The wind carved through the cliffs of Doranelle, sharp with the scent of snow and pine. Rowan stood at the edge, where the world fell away and the sky bled into the mountains. The last of the daylight clung to the peaks, cold and fading. He didn’t notice.
He never did anymore.
The ache never left. Some days it dulled, buried beneath duty and blood and war. But here, where silence was ancient and honest, the absence clawed back to the surface. A hollow space where her light used to live.
Where you used to live.
The bond had broken with such agony he thought the world itself had died. And still, he lived.
He barely registered the shift in the wind. A familiar scent swept through the trees, stirring something long buried. He turned sharply, breath caught, muscles locked in disbelief.
You stepped into view, where shadow met light. The years had touched you, but he knew you. He had known you in every life that could have been, in every breath that never was.

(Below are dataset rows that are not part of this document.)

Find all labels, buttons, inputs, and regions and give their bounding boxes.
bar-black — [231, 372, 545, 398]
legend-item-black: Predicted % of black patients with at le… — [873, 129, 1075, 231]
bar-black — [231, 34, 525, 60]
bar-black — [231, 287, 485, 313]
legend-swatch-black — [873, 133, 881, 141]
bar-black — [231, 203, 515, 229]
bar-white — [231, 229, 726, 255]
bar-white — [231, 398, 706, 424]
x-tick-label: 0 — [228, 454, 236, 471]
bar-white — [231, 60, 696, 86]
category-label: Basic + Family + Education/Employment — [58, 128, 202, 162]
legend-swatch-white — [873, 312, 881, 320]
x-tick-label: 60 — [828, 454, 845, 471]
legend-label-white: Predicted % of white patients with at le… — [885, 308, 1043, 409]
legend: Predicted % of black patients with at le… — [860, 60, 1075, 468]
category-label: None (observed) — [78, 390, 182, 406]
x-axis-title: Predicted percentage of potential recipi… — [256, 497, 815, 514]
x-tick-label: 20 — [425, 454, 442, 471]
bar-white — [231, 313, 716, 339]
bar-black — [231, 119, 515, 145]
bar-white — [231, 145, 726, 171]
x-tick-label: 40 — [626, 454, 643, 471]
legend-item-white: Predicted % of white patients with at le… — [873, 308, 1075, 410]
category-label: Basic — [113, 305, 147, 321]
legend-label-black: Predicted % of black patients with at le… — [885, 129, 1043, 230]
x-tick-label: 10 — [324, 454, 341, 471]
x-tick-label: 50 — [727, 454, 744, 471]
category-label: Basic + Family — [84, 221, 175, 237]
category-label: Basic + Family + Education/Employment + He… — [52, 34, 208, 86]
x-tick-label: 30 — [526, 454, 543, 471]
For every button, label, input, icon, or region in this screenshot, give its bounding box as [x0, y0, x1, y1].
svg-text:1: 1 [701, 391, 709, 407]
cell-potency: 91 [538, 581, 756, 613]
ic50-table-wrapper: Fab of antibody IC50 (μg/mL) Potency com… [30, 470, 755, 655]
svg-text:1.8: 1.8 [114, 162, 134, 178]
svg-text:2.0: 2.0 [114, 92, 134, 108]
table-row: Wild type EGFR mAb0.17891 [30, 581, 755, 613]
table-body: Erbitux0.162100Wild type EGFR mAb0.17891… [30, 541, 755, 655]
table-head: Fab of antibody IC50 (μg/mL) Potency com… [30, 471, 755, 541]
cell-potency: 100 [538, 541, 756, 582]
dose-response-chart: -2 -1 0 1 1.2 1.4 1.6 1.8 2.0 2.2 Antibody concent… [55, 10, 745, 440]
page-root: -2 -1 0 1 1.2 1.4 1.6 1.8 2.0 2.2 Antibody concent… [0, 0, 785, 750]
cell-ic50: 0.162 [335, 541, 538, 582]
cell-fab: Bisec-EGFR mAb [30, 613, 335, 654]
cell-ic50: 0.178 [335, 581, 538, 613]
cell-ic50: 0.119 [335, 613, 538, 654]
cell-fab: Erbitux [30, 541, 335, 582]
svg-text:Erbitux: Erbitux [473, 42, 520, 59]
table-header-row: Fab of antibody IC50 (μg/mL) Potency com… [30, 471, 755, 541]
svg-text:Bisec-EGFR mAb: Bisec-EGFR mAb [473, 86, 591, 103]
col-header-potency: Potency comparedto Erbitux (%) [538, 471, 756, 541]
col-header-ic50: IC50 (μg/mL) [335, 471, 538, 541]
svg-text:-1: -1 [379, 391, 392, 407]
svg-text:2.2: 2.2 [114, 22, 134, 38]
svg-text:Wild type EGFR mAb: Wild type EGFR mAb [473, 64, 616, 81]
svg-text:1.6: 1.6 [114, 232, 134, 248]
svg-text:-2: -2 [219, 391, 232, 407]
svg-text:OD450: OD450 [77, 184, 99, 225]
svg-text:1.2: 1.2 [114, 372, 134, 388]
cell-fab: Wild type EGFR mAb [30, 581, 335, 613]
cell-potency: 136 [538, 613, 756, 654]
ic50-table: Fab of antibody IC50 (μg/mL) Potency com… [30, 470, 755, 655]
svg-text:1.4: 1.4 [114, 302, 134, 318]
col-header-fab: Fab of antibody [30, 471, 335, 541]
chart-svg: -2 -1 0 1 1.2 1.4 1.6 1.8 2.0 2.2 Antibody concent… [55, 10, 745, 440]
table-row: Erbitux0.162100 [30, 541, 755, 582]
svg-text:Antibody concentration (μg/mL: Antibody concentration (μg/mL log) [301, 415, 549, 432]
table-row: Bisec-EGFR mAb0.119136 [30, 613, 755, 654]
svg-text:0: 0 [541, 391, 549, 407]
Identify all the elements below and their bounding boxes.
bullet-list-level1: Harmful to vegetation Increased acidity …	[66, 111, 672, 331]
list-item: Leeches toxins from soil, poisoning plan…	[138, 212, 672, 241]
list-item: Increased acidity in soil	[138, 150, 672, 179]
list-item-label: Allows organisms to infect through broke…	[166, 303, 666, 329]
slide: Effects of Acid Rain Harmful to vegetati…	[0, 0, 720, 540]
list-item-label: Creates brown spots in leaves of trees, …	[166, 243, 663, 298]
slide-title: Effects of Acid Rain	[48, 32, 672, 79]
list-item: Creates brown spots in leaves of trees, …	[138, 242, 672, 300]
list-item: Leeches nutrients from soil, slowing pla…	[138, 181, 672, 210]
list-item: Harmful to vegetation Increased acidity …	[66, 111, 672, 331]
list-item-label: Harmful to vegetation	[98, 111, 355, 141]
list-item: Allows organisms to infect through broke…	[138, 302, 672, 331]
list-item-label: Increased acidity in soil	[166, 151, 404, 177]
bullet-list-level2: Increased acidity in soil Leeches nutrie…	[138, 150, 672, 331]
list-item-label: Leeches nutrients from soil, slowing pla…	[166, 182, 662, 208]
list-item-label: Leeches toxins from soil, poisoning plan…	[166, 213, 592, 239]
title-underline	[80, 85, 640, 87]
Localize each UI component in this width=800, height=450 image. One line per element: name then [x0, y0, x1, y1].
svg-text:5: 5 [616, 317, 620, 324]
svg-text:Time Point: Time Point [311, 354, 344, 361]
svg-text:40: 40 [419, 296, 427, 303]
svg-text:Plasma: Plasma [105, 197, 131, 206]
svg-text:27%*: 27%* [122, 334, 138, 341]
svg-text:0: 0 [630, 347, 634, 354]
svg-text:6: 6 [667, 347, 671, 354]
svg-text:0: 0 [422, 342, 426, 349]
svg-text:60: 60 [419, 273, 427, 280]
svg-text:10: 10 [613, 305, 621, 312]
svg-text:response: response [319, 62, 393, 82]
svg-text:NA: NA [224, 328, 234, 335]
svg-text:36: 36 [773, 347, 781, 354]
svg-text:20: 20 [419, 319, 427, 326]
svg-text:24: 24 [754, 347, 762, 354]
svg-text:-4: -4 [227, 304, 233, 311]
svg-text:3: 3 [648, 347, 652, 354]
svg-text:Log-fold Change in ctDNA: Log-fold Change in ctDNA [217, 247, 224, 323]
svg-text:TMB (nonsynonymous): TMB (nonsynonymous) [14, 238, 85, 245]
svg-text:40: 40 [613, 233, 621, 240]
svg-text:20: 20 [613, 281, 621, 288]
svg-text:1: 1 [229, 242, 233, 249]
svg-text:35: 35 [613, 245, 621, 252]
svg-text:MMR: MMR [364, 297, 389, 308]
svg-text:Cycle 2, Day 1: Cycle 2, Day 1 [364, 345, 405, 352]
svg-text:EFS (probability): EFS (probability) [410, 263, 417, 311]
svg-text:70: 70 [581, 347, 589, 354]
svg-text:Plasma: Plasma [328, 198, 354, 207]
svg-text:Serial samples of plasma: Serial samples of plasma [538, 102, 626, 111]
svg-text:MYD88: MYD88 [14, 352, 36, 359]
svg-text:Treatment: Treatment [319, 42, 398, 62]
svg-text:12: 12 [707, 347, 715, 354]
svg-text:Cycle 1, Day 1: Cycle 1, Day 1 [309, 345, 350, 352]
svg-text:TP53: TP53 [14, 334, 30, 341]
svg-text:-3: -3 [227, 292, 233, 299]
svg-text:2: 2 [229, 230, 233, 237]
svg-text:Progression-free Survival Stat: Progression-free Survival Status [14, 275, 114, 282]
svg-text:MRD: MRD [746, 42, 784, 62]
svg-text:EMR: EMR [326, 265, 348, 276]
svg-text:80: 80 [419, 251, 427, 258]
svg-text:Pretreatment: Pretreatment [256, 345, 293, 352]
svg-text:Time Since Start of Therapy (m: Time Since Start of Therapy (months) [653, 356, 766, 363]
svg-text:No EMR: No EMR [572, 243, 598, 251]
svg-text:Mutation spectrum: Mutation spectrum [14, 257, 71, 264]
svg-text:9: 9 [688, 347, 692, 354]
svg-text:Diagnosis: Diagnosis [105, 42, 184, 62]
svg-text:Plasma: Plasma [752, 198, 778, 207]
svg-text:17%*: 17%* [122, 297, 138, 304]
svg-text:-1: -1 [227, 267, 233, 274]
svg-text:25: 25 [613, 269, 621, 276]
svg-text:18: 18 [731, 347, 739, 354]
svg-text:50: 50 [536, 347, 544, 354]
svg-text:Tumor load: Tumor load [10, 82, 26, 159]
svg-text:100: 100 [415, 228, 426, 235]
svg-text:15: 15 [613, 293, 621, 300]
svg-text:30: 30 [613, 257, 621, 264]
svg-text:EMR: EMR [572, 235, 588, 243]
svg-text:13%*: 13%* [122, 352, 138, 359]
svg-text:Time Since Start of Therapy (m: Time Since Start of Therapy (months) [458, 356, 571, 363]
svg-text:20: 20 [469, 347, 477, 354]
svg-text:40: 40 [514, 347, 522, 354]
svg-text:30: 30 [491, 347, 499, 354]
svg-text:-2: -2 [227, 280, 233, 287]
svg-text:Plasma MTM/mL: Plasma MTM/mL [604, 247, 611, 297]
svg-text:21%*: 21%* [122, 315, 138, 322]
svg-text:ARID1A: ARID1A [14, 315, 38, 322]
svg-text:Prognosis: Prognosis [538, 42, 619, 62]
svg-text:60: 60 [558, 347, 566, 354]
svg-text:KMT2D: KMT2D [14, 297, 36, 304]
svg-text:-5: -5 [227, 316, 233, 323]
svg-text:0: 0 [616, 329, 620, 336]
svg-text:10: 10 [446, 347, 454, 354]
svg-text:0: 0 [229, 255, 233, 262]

The air went still. Even the birds forgot to sing.
His knees gave beneath him before he knew he’d moved. He dropped into the snow as though gravity remembered him at last. The pain in his chest shattered open, and for the first time in a long time, it wasn’t from grief.
You moved slowly, uncertainly, like a ghost not sure if it was welcome in the world again. There was no cruelty in your eyes, only sorrow and something deeper. Something that hurt more than any blade.
You knelt before him, and the distance closed like breath meeting breath. His hand rose, trembling as he touched your face—real skin, warm and alive. Not illusion. Not a dream. Not memory.
You leaned into the touch. Your eyes burned.
He drew you into his arms, pulling you so close he could feel your heartbeat. That rhythm—he knew it. Had known it long ago, in another life, before everything was taken. The bond flared back to life, slow and tentative, like a flame shielding itself from the wind.
It wasn’t broken. It had only been buried.
He held you like a man drowning. Not out of fear you would vanish—but because you had returned, and he never wanted to forget what it felt like to be whole again.
Above you, the sky darkened. The forest held its breath.
And for the first time since the world had taken you from him, Rowan Whitethorn let himself breathe.